Sigma-1 receptors are highly expressed in the brain. The downstream signaling mechanisms associated with the sigma-1 receptor activation have been shown to involve the activation of protein kinase C (PKC), the control of Ca 2 homoeostasis and the regulation of voltage- and ligand-gated ion channels. But few studies examined the regulatory effect of sigma-1 receptors on metabotropic receptor signaling. The present paper studied the regulatory effect of sigma-1 receptors on the signaling of dopamine D1 receptors, one of metabotropic receptors, by examining the effect of sigma-1 receptor agonists on the D1 receptor agonist-induced cAMP-dependent protein kinase (PKA) activation at presynaptic sites using the synaptosomes from the prelimbic cortex. The results showed that sigma-1 receptor agonists alone had no effects on the PKA activity, but could amplify the D1 receptor agonist-induced PKA activation. The sigma-1 receptor agonist also amplified the membrane-permeable analog of cAMP- and the adenylyl cyclase (AC) activator-induced PKA activation, but did not on the D1 receptor agonist-induced AC activation. The conventional PKC (cPKC), especially the PKCβI, and the extracellular Ca 2+ influx through L-type Ca 2+ channels might play key roles in the amplifying effect of the sigma-1 receptor agonists.
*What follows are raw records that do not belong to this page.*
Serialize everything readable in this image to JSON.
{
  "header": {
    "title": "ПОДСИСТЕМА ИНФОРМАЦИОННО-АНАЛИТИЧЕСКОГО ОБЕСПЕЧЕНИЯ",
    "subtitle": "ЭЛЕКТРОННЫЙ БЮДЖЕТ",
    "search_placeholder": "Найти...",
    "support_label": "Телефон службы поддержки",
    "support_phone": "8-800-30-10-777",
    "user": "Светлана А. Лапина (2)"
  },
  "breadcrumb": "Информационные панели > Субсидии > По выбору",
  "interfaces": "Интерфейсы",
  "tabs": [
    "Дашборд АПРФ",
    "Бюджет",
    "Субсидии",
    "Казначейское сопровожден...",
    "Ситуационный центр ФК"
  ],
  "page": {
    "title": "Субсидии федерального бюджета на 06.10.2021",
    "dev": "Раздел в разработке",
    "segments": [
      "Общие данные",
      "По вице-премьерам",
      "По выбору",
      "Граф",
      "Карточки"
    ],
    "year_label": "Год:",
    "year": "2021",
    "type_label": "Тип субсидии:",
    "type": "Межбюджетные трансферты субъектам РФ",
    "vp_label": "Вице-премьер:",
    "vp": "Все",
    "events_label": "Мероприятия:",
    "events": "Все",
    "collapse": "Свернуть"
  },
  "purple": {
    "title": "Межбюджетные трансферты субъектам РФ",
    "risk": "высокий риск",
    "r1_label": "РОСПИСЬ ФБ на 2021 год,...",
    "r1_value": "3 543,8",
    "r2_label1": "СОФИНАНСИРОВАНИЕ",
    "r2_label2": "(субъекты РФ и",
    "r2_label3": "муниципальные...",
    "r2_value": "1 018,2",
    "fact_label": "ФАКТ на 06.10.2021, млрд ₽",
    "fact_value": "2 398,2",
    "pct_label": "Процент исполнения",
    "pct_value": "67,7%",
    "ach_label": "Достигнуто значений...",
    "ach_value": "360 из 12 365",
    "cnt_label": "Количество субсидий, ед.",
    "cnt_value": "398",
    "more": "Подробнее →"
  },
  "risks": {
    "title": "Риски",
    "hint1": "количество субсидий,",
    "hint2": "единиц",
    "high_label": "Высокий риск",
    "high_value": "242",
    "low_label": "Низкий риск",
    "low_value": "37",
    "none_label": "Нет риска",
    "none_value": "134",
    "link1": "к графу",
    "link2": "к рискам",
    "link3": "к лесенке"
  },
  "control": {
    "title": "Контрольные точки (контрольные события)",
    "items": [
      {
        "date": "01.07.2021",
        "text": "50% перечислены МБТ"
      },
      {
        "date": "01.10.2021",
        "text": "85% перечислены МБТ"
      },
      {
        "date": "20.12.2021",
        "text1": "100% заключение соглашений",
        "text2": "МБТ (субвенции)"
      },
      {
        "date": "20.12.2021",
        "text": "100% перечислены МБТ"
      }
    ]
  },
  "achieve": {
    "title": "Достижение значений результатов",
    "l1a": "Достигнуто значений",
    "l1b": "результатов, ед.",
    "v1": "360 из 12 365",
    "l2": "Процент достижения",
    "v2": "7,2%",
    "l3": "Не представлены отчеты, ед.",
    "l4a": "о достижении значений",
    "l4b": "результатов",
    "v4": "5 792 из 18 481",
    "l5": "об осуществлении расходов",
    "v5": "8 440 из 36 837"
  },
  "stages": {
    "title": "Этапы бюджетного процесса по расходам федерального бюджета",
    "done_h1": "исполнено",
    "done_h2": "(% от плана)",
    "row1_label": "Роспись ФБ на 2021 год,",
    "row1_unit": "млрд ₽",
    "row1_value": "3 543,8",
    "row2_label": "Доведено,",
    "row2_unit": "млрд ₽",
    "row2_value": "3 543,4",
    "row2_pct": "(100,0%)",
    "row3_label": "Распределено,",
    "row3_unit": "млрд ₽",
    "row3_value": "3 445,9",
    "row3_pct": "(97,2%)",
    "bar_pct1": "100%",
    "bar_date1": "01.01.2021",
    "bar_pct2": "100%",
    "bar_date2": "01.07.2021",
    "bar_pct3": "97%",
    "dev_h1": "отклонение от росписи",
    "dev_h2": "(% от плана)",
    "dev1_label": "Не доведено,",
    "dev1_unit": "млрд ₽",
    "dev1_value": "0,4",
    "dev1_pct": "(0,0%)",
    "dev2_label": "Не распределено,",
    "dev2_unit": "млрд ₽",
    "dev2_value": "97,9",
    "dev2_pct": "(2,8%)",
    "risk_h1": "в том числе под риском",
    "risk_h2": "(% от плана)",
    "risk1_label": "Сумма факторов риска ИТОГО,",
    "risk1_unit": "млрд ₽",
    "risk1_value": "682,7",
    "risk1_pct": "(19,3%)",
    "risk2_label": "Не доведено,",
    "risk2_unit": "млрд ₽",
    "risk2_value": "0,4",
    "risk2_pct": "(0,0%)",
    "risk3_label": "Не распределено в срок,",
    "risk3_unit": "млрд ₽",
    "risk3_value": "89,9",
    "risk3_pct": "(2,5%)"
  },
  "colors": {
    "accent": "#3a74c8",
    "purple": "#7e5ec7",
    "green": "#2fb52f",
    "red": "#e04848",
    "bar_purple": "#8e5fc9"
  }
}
The activation of PKC by sigma-1 receptor agonists was the upstream event of the increase in the intrasynaptosomal Ca 2+ concentration. These results suggest that sigma-1 receptors may amplify the D1 receptor agonist-induced PKA activation by sigma-1 receptors - cPKC (especially the PKCβI) - L-type Ca 2+ channels - Ca 2+ - AC and/or cAMP signaling pathway.